Cenamos placenteramente en la plaza de Xauen, disfrutando del frescor de la noche y planeando las próximas jornadas. Hamdani nos habla de la medina de Fez, de la que no es tan fácil salir como de la de Xauen, y de las inmensas prisiones subterráneas de Meknés, diseñadas por un cautivo portugués para el cruel Mulay Ismaíl. También estas prisiones son un laberinto. Según cuentan, un día se internaron en ellas demasiado alegremente unos turistas europeos y tardaron varios días en encontrarlos. Hablamos de la música andalusí, de la que Hamdani resulta buen conocedor. Nos promete buscar un sitio en Fez donde comprar algunas cintas. También charlamos acerca del Islam. Hamdani es un musulmán devoto. No bebe alcohol y ora cinco veces al día si no está trabajando; cuando trabaja, ora dos veces y recupera por la noche las tres perdidas. Declara no entender lo que está pasando en Argelia. Según él, los argelinos se han vuelto locos, porque degollar niños y mujeres no es cumplir el Islam, sino ir contra sus preceptos.
Después de cenar damos un último paseo. Muchos comercios siguen abiertos, y quienes los atienden siguen intentando echar el lazo a los turistas que remolonean por la plaza.

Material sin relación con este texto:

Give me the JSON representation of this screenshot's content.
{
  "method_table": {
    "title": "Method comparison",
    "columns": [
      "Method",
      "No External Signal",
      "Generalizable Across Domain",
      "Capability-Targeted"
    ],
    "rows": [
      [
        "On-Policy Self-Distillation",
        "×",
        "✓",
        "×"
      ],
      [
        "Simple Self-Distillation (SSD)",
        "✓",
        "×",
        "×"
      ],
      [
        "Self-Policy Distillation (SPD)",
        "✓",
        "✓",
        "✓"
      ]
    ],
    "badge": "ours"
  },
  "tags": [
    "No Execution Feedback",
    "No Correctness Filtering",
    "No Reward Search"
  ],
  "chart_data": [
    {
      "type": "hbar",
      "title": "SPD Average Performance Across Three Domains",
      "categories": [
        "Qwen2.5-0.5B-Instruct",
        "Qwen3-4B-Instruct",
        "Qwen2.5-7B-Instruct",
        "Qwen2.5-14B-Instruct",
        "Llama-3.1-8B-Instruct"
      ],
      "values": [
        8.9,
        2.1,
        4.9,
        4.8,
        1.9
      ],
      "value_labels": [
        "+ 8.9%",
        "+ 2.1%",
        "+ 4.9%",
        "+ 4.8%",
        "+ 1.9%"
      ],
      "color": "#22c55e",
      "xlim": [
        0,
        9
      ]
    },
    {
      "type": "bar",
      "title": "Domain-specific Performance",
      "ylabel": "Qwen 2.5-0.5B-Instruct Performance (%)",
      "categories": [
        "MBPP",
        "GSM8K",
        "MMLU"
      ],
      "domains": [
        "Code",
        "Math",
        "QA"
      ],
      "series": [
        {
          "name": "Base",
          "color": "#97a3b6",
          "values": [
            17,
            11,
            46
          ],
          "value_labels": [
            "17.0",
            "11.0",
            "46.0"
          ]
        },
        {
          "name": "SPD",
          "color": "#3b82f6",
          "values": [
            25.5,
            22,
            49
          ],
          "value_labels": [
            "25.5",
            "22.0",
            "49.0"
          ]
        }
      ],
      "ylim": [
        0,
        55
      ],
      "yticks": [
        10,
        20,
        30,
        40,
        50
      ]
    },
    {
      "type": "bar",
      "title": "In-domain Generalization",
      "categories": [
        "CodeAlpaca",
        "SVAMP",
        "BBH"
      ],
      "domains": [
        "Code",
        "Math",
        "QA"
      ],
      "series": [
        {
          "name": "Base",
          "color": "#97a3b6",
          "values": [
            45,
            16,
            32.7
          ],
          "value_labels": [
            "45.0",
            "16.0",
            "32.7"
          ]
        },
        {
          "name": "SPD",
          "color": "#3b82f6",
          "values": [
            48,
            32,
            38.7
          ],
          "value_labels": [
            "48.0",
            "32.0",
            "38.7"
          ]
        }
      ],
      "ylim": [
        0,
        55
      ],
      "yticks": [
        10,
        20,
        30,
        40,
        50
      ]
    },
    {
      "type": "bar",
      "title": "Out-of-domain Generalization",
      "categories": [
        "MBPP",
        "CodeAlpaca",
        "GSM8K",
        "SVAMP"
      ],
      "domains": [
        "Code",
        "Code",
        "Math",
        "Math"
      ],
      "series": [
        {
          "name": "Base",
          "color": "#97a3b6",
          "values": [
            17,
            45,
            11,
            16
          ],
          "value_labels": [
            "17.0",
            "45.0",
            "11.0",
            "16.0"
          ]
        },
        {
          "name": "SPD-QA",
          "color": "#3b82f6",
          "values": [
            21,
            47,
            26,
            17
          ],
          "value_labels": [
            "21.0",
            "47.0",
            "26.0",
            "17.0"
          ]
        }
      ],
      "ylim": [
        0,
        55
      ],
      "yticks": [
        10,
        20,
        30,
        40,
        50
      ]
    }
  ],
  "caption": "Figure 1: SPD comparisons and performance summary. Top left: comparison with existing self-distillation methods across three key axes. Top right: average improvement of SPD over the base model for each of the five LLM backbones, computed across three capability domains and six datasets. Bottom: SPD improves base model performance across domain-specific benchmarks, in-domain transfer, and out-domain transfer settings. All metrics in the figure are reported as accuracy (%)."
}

La noche invita a eso, a caminar sin prisa de un lado a otro y a sentarse cada tanto aquí o allá, para hablar despacio de los asuntos sobre los que normalmente no se conversa. Todo invita a la confidencia y al abandono, y los tres sentimos habernos impuesto un itinerario que nos impide permanecer en esta ciudad día tras día y noche tras noche, recuperando la insólita posesión de nuestros espíritus. Lo miramos todo infectándonos del futuro recuerdo y también de una certeza: la de que no ha de pasar mucho antes de que volvamos con más calma a Xauen. En ésta como en otras cosas, Barea ha resultado ser un explorador digno de crédito. También nosotros, como él, nos sentimos seducidos por el encanto sabio y sinuoso de la vieja ciudad acostada entre los cuernos de la montaña.
Desde la ventana de mi habitación, antes de acostarme, miro las estrellas que titilan sobre el Tissuka. Hasta la ventana llegan los aromas de la noche y las voces de un hombre y dos mujeres que charlan en un árabe cálido y despacioso. De vez en cuando se oye también una voz infantil, inmoderada y urgente, que las mujeres y el hombre apaciguan con su murmullo. Un murmullo semejante podía oírse hace mil años en Al-Ándalus, entre casas iguales a estas casas. Los echamos y vinieron aquí, para no olvidarse. Es bueno encontrarlos y escuchar la música de sus voces. Es bueno saber que Xauen, la santa y la misteriosa, sigue aquí y no se esconde de quienes nacimos en la tierra que siempre han llorado y llorarán sus hijos.